Maior pressão ambiental sobre a Baía de Guanabara
Reprodução
Pesquisador Sebastião Raulino fala sobre o futuro do
ecossistema; Pescadores artesanais, marisqueiros e catadores de
caranguejos são alguns dos grupos mais atingidos
02/05/2015
Por Rogério Daflon
Do Rio de Janeiro (RJ)
Professor
de biologia Sebastião Raulino é um dos membros mais atuantes do Fórum
dos Atingidos pela Indústria de Petróleo e Petroquímica das Cercanias da
Baía de Guanabara. Raulino aponta, nesta entrevista, sua preocupação
quanto ao futuro da Baía. O professor fez alertas fundamentais sobre o
nosso mais belo e desrespeitado tesouro ambiental, lugar de vida e
memórias de populações que somadas são mais de 10 milhões de pessoas.

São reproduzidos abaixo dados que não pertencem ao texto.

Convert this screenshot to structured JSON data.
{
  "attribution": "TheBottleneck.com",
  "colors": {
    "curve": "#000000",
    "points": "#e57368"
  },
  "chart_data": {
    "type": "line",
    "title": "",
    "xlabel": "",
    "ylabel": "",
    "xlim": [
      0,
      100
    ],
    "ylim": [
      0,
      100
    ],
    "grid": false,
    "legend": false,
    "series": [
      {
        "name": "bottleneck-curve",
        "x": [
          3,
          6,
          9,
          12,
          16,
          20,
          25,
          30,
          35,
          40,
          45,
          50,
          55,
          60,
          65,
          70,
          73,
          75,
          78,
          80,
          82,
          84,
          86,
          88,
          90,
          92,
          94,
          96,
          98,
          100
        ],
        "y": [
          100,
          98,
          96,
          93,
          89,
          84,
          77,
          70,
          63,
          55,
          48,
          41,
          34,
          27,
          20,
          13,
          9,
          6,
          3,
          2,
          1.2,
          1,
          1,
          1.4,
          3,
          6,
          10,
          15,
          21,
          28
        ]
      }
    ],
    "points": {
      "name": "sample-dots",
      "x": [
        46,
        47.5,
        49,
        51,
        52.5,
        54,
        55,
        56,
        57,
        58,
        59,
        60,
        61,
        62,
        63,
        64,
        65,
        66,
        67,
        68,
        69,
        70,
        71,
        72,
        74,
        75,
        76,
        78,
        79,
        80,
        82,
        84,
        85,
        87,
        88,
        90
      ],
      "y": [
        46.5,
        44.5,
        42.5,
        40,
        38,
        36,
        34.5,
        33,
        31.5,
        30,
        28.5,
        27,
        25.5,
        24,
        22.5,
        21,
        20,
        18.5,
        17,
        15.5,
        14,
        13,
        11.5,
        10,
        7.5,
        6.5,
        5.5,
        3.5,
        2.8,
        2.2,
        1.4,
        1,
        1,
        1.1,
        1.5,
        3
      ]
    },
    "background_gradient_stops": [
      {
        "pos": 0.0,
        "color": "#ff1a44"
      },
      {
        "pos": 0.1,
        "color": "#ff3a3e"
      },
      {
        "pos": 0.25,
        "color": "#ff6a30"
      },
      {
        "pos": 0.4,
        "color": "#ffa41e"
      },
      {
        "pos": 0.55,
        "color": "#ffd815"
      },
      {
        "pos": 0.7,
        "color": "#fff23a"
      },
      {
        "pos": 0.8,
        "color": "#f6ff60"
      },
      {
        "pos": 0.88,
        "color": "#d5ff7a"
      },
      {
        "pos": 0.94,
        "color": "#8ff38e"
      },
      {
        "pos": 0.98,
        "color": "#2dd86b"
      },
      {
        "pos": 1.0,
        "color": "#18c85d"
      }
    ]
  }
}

Qual é o quadro social da Baía de Guanabara hoje?
Sebastião Raulino -
A Baía é um corpo hídrico que une diversos municípios do Rio de
Janeiro. Nela, há praias, restingas, costões rochosos, muitos
manguezais, Mata Atlântica, enfim, uma grande diversidade de
ecossistemas. Esse cenário vem se degradando, especialmente, a partir da
segunda metade do século XX, com a industrialização da região,
sobretudo com a indústria do petróleo, petroquímica e química. A
industrialização atraiu milhares de trabalhadores desde então. Assim,
devido à falta de investimento em infraestrutura urbana para receber
essa população migrante, surgiram loteamentos precários, sem água, sem
esgoto e com coleta de lixo precária. Tudo isso transformou a Baía num
grande receptor de esgotos domésticos sem tratamento e de efluentes
industriais.
E o que isso causou?
Ao
longo do tempo, nós percebemos a diminuição da qualidade dos rios que
deságuam na Baía de Guanabara, causando sua degradação, o que veio a
afetar progressivamente a qualidade da água da própria Baía e,
consequentemente, da fauna e flora. Manguezais, praias, lagoas foram
sendo paulatinamente destruídos. Acompanhando esse processo, assistimos
um quadro desolador criado em relação às populações tradicionais da Baía
de Guanabara.
Poderia ser mais específico em relação a essas populações?
Pescadores
artesanais, marisqueiros e catadores de caranguejos são alguns dos
grupos mais atingidos. Esses grupos que, historicamente, subsistem a
partir da Baía se viram frequentemente ameaçados e impedidos de exercer
seu trabalho, numa violação de direitos que vem sendo negligenciada pelo
poder público. Esses grupos vêm decrescendo ano a ano frente ao cenário
de violações que vivem. Vale ressaltar que a perda desses grupos
significa a perda de um modo de vida secular e conhecimentos próprios em
relação à própria Baía de Guanabara. Significa também a perda de
sustento de várias famílias e o agravamento de problemas sociais na
região. Repercute também no distanciamento que o modo de vida de nossa
sociedade gera em relação à natureza, mesmo num cenário natural tão rico
como o Rio de Janeiro e a Baía de Guanabara.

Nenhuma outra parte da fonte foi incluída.